This Small Business Innovation Research (SBIR) Phase II project will enable Energetiq Technology, Inc. to develop and commercialize an advanced Open-Path FTIR Spectrometer (OPFTIR) instrument for monitoring of atmospheric gases over extended distances. The Phase II technical goals will be the optimization of a high-brightness infrared source and optical subsystem that will enable long path instrument capabilities. For current FTIR instruments the infrared light source is a thermal blackbody, limited to operating temperatures of approximately 1000 C. For OP-FTIR instruments the consequences of relying on such low-brightness light sources are (a) bulky and expensive IR optics; (b) expensive IR detectors; and (c) limited monitoring range ? typically less than a few hundred meters. The laser heated IR light source developed in Phase I has demonstrated greater than 2000C operation. Direct comparison with a standard GlobarTM source shows an improvement in signal amplitude of between 2 and 10 (depending on wavelength) and signal to noise measurements imply an improvement in detectability of from 1.5 to about 6.
The broader impacts of this research are in the area of environmental monitoring and potentially in Homeland Security applications. The cost and size of OP-FTIR instruments will be reduced and the range and sensitivity increased. With increased emphasis on monitoring total fluxes of atmospheric pollutants, including global warming gases such as CO2, OP-FTIR instruments will be even more widely used in the future.

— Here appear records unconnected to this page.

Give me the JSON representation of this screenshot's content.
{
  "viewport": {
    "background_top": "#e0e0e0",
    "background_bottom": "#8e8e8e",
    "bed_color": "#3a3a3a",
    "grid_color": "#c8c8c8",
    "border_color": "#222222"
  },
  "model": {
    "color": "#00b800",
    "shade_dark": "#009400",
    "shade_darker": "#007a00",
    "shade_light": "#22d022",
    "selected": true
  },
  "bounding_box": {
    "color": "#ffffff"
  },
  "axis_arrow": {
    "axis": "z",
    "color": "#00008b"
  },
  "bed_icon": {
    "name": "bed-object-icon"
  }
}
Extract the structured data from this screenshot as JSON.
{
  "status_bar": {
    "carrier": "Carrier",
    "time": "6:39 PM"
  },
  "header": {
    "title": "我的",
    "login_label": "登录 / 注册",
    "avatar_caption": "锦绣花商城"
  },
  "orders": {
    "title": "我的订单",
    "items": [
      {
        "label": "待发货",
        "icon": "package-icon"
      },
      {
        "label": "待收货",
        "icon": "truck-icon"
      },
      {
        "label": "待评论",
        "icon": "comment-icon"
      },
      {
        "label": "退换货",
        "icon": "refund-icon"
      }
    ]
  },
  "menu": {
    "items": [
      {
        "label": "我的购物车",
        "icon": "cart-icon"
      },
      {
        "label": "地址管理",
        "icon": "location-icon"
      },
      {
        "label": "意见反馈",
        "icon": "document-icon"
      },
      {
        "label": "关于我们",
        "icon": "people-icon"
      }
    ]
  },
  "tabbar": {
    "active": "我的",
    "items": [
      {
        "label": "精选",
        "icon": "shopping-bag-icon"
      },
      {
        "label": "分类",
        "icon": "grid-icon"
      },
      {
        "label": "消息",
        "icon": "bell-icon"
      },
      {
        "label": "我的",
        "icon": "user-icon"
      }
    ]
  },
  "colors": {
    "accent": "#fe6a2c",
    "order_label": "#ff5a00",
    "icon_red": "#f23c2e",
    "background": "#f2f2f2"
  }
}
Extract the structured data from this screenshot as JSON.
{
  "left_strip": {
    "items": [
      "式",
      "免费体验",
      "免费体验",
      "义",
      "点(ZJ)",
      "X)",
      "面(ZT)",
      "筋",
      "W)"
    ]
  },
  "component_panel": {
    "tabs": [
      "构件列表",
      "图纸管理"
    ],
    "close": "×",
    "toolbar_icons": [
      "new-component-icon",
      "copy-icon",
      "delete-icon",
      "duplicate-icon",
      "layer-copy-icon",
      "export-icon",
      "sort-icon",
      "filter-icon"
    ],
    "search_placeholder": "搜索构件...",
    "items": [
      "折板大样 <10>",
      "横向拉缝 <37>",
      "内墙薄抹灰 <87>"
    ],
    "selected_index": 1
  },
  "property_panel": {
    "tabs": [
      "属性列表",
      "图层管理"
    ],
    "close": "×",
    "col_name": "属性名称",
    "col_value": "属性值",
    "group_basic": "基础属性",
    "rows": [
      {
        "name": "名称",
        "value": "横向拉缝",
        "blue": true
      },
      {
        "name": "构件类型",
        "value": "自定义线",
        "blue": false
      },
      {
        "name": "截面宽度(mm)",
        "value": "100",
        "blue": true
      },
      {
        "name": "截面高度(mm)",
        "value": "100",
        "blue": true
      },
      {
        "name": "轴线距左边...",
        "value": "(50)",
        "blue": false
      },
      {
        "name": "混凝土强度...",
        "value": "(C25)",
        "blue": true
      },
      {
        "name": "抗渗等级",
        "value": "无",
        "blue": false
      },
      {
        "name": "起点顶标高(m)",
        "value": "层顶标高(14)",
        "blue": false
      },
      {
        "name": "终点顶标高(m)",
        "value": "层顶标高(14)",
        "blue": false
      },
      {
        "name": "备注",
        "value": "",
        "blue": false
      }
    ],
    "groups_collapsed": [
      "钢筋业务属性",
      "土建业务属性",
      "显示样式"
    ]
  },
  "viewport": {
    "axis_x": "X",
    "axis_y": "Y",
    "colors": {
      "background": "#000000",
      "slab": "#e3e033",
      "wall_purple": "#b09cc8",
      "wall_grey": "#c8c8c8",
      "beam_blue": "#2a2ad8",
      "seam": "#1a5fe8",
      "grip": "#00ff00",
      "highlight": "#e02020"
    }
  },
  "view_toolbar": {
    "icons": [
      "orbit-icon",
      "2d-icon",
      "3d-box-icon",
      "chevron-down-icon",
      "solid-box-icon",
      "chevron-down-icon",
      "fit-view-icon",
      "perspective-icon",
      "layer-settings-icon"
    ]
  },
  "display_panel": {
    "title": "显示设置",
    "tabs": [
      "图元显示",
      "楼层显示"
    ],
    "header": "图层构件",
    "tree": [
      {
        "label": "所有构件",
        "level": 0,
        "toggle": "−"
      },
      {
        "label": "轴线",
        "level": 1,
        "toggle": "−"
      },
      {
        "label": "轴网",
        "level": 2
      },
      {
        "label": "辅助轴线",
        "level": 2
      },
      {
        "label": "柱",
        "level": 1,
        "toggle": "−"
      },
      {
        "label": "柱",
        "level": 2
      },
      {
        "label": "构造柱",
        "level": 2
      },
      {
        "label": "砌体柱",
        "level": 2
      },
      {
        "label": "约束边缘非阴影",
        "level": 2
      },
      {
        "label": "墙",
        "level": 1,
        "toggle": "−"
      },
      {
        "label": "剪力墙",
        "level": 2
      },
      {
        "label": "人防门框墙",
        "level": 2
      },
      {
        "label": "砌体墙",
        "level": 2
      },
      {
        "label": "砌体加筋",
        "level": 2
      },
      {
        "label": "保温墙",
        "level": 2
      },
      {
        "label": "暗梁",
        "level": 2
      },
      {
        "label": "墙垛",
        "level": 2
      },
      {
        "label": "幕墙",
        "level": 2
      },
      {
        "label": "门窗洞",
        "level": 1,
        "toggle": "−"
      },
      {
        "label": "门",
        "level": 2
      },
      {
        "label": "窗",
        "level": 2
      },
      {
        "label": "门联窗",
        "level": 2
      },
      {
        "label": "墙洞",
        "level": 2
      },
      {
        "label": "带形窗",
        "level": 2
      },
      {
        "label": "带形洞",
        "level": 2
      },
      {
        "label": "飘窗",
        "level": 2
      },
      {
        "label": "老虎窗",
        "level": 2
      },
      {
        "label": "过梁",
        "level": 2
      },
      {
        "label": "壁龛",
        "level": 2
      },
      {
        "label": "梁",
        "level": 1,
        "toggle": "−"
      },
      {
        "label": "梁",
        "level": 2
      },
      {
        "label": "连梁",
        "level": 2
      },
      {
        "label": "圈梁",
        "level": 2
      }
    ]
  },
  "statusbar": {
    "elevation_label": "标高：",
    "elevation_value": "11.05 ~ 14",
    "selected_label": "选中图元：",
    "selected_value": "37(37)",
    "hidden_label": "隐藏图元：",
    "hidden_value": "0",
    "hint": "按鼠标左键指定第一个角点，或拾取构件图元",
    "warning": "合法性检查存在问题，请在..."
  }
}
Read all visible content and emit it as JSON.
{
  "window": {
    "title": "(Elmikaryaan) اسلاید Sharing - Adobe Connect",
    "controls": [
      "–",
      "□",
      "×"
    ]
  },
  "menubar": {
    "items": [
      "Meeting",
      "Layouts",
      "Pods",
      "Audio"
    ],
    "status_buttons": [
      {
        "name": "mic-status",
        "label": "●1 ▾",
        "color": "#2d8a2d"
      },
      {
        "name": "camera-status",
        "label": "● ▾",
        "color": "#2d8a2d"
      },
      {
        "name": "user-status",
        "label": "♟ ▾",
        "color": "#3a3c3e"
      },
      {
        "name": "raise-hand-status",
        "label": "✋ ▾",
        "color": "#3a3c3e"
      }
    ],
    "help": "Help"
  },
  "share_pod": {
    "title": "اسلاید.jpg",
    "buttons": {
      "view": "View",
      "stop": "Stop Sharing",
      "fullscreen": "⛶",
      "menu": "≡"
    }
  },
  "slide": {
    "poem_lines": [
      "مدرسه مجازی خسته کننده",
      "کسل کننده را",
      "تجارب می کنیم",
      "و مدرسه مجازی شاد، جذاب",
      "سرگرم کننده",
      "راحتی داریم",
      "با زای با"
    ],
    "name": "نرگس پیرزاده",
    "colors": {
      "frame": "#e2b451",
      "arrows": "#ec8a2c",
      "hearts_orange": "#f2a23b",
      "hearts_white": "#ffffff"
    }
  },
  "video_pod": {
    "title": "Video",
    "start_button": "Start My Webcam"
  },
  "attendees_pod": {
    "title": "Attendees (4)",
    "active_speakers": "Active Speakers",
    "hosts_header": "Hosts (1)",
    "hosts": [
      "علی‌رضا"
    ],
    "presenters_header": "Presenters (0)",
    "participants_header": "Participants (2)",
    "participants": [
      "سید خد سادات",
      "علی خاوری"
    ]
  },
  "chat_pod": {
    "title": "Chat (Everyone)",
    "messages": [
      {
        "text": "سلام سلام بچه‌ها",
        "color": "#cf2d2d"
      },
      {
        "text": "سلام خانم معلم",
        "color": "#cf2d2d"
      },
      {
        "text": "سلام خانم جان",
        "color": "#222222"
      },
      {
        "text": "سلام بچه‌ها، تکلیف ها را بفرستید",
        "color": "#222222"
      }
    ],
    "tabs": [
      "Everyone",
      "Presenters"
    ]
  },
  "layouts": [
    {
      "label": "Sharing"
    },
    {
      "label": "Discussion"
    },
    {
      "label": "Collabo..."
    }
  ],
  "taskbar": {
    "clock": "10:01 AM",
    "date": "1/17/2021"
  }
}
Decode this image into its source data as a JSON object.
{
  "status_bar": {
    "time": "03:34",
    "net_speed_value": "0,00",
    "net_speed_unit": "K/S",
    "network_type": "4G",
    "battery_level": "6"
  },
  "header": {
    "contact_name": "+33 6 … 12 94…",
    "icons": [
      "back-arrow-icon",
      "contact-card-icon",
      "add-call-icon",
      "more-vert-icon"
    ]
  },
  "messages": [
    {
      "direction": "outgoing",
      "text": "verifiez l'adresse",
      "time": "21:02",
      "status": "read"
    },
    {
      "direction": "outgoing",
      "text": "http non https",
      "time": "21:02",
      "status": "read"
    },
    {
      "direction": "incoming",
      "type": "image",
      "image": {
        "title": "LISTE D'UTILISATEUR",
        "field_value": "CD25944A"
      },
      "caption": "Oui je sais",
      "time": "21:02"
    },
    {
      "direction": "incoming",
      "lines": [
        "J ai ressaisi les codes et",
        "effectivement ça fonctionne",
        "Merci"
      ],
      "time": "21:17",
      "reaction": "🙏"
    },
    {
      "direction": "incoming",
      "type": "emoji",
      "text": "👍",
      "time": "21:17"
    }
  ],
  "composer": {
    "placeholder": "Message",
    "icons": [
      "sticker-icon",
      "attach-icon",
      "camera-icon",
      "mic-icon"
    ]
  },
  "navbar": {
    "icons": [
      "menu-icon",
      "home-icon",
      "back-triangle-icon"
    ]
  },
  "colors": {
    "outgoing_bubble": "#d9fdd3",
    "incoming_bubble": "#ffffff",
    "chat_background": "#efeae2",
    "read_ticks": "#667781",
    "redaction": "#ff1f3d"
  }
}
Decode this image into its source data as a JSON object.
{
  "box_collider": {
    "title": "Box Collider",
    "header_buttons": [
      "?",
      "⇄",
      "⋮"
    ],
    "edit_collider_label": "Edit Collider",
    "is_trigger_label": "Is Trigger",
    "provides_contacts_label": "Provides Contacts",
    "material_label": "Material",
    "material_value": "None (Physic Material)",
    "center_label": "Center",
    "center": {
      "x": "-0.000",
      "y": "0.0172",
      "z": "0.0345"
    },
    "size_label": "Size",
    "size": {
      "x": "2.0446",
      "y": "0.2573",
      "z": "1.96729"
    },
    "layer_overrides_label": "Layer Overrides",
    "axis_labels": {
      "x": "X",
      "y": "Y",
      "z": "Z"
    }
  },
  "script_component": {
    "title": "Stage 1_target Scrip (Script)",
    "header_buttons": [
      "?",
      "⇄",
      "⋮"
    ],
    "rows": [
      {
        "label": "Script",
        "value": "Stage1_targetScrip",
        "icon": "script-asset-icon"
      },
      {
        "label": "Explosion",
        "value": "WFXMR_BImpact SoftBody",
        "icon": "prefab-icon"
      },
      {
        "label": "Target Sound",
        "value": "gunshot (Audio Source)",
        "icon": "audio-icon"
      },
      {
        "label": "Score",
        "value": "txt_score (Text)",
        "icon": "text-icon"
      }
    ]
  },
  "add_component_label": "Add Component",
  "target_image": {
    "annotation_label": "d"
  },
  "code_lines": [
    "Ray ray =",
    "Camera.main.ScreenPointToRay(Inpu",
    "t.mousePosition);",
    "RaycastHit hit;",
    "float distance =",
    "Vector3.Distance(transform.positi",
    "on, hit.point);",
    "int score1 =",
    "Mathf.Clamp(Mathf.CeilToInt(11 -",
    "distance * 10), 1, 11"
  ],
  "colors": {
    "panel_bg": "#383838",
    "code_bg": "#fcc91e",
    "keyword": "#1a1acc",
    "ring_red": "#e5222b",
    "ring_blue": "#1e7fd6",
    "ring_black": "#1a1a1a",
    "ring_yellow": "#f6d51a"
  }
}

Pollution of the atmosphere by industrial and agricultural activity is becoming an increasingly visible and public concern. Instruments that can detect and quantify pollutants over a large distance are required to monitor and track large-scale sites, such as oil refineries. Fourier Transform InfraRed spectroscopy (FTIR) is a nearly ideal technology for simultaneously detecting and quantifying nearly any polluting effulent. FTIR operates by detecting and spectrally analyzing the radiation from an infrared source at a distance. Molecules drifting through the beam absorb radiation in a spectral pattern specific to each molecule; analysis of the received spectrum at the FTIR spectrometer permits detection of each type and concentration of effluent that passes through the beam. Since the instrument can save not only the analyzed but also the raw spectra, it is possible to analyze data well after the fact -- if it turns out that some chemical not of interest yesterday, is discovered tomorrow to be a health risk, any spectra that have been recorded and saved may be analyzed for the presence and concentration of that chemical. Thus FTIR not only provides realtime warning of pollutants of current interest, but can also establish a historical database that can be analyzed at any time for newly discovered threats to health or environment. The objective of this program was to develop and test a higher-output IR source, which would facilitate FTIR measurement over longer ranges. We developed, demonstrated a source which would permit operation at roughly twice the distance of a conventional source, and field-tested the source at a large oil refinery. While we were not able to demonstrate a source with a commercially interesting lifetime, we proved that all other technical aspects of the problem can be solved.